Chciałabym też zapytać się o to, jak trafiła Pani do Estrady?
Wzięłam udział w konkursie i go wygrałam (śmiech). Pamiętam, że dowiedziałam się o nim na rowerach w Szwecji. Ale wracając do pytania – wcześniej robiłam wiele rzeczy: wydawałam magazyn o designie, pracowałam w gazecie, radiu i telewizji, na przykład jako producentka programu Szymon Majewski Show. A z wykształcenia jestem prawniczką. Przed Estradą prowadziłam projekt „Budzik Kulturalny” przy Urzędzie Marszałkowskim, którego częścią było m.in. stworzenie (pod opieką Cezarego Ostrowskiego) portalu kuluraupodstaw.pl czy programu „Ambasador kultury”, którego celem jest sieciowanie wielkopolskich artystów ze środowiskiem międzynarodowym.
fot. Kamil Kozlarek
A z czego jest Pani najbardziej dumna w kontekście działań Estrady?
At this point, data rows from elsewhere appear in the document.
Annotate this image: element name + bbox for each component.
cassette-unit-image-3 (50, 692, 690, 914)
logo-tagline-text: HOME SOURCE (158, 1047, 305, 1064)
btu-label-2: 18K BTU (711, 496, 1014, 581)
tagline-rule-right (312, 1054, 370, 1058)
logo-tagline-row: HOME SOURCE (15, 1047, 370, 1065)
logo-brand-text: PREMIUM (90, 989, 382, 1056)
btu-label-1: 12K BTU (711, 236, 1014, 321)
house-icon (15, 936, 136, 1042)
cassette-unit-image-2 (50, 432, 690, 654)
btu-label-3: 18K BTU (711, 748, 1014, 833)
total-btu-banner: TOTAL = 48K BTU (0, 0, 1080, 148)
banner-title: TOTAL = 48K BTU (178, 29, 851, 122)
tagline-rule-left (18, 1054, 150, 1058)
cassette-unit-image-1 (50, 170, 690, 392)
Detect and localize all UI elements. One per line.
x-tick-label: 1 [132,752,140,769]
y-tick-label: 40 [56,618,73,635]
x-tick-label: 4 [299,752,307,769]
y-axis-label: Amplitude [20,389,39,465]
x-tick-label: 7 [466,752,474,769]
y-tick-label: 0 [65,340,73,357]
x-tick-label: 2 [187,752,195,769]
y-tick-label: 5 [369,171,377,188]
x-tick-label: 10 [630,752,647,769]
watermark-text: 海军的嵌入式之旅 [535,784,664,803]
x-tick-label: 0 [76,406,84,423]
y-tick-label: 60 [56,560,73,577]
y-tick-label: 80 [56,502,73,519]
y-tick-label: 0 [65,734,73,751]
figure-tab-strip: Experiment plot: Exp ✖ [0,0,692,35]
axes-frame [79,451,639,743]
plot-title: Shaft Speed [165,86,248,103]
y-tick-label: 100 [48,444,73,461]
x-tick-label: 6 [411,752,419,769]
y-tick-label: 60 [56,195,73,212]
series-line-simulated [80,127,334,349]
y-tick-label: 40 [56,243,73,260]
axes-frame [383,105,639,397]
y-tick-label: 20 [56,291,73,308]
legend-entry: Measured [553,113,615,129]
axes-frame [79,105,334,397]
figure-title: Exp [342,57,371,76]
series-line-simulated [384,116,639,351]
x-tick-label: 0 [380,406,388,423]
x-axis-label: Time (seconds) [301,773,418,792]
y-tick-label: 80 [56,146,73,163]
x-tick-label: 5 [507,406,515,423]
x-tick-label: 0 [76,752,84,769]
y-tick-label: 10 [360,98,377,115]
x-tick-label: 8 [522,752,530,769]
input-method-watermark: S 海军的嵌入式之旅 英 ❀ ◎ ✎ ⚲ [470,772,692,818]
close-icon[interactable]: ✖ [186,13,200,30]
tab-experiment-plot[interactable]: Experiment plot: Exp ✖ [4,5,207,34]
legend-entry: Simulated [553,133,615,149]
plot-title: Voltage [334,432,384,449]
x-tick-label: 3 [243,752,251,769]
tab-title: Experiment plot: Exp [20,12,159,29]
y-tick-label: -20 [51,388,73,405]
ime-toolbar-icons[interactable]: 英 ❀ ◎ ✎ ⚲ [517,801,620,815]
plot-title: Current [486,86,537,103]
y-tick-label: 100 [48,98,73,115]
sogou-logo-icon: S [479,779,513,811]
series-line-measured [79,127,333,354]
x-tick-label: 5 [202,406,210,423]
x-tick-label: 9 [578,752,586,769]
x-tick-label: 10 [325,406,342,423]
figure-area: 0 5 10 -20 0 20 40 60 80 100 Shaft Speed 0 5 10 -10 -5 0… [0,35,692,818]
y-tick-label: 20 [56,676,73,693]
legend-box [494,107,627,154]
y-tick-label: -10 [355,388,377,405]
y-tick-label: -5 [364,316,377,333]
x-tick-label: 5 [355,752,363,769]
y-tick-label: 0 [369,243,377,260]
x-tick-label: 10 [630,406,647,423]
Z tego, że siłą Estrady jest zespół, który ma niesamowite pomysły. Kiedy ogłoszono pandemię w dziesięć dni wymyśliliśmy cykl „Estrada w sieci”, czyli koncerty, podcasty, audiobooki i słuchowiska, które do teraz pozostały treściami dostępnymi i bezpłatnymi. W ten sposób tworzymy swoiste archiwum na przyszłość, jednocześnie patrząc też w przeszłość, bo jeden z podcastów dotyczy historii Estrady.
A czy kiedy patrzy Pani w przeszłość, to widzi wydarzenia, które może niekoniecznie się udały?
Staram się wspierać i kontynuować te projekty, które są dobre, i ucinać te, które nie pasują do Estrady. Przykładowo, festiwal muzyki barokowej Poznań Baroque. Bardzo lubię ten okres w muzyce, ale trudno było mi dopasować ideę tego wydarzenia do Estrady, dlatego po dwóch latach pożegnałam się z festiwalem. Zastanawiam się też, co z Sylwestrem Miejskim. Nie widzę sensu w produkcji masowego wydarzenia telewizyjnego, którym – z jednej strony – można by chwalić się w Polsce, ale które z drugiej pożarłoby jedną czwartą rocznego budżetu Estrady. Chyba zamiast widowisk i blichtru, wolimy robić spektakle, organizować koncerty i pleść wianki. Być z ludźmi codziennie.